100. Memorandum From the President’s Special Assistant for National Security Affairs (Bundy) to President Johnson 1

SUBJECT

  • Western reply to Soviets on Berlin meeting2
1.
I attach for information the text of the Western reply to Soviet protests on the Berlin meeting of the Bundestag.3
2.
The language is not perfect, but that is the consequence of 4-Power coordination, and speed is more important than fighting over words in these matters.
3.
Nitpicks aside, the message is clear, firm, and even-tempered, and I think the State Department has done a good job of coordinating. Since it meets your guidance at lunch yesterday, George Ball and I have signed off on it and it is being delivered today.
McG. B.
  1. Source: Johnson Library, National Security File, Country File, Germany, Berlin, vol. 1. No classification marking.
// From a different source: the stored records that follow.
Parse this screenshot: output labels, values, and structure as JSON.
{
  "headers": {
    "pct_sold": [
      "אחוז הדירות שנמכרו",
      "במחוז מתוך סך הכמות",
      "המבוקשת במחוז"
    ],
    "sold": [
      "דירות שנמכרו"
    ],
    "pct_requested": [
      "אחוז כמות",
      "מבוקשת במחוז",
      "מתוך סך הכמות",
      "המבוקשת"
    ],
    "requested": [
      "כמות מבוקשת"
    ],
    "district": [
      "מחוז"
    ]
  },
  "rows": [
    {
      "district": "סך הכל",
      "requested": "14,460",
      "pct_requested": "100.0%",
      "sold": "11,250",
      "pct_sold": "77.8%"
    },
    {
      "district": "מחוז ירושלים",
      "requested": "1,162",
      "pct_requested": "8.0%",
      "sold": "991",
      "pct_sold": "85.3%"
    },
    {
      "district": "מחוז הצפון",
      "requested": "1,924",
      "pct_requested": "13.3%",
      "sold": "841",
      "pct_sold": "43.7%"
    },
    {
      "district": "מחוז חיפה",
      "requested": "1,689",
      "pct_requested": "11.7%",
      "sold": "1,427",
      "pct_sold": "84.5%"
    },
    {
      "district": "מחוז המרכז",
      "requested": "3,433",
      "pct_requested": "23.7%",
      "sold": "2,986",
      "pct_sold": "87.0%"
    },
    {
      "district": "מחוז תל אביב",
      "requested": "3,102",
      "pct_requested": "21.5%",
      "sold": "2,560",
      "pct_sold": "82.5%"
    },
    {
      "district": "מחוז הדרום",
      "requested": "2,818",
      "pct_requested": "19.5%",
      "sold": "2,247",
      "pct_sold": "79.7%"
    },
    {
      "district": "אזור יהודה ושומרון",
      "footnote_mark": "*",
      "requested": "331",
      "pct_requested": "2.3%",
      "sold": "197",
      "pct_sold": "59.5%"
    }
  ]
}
  2. Following a March announcement by the Federal Republic that it would hold a meeting of the Bundestag in Berlin, East German authorities began to block Autobahn and rail and canal traffic for periods of time beginning April 1 to impede Bundestag members from reaching Berlin.
  3. Not printed. For text of the Soviet note and the U.S. reply, see Documents on Germany, 1944–1985, pp. 891–893. Identical notes were delivered to the Soviet Union by France and Great Britain.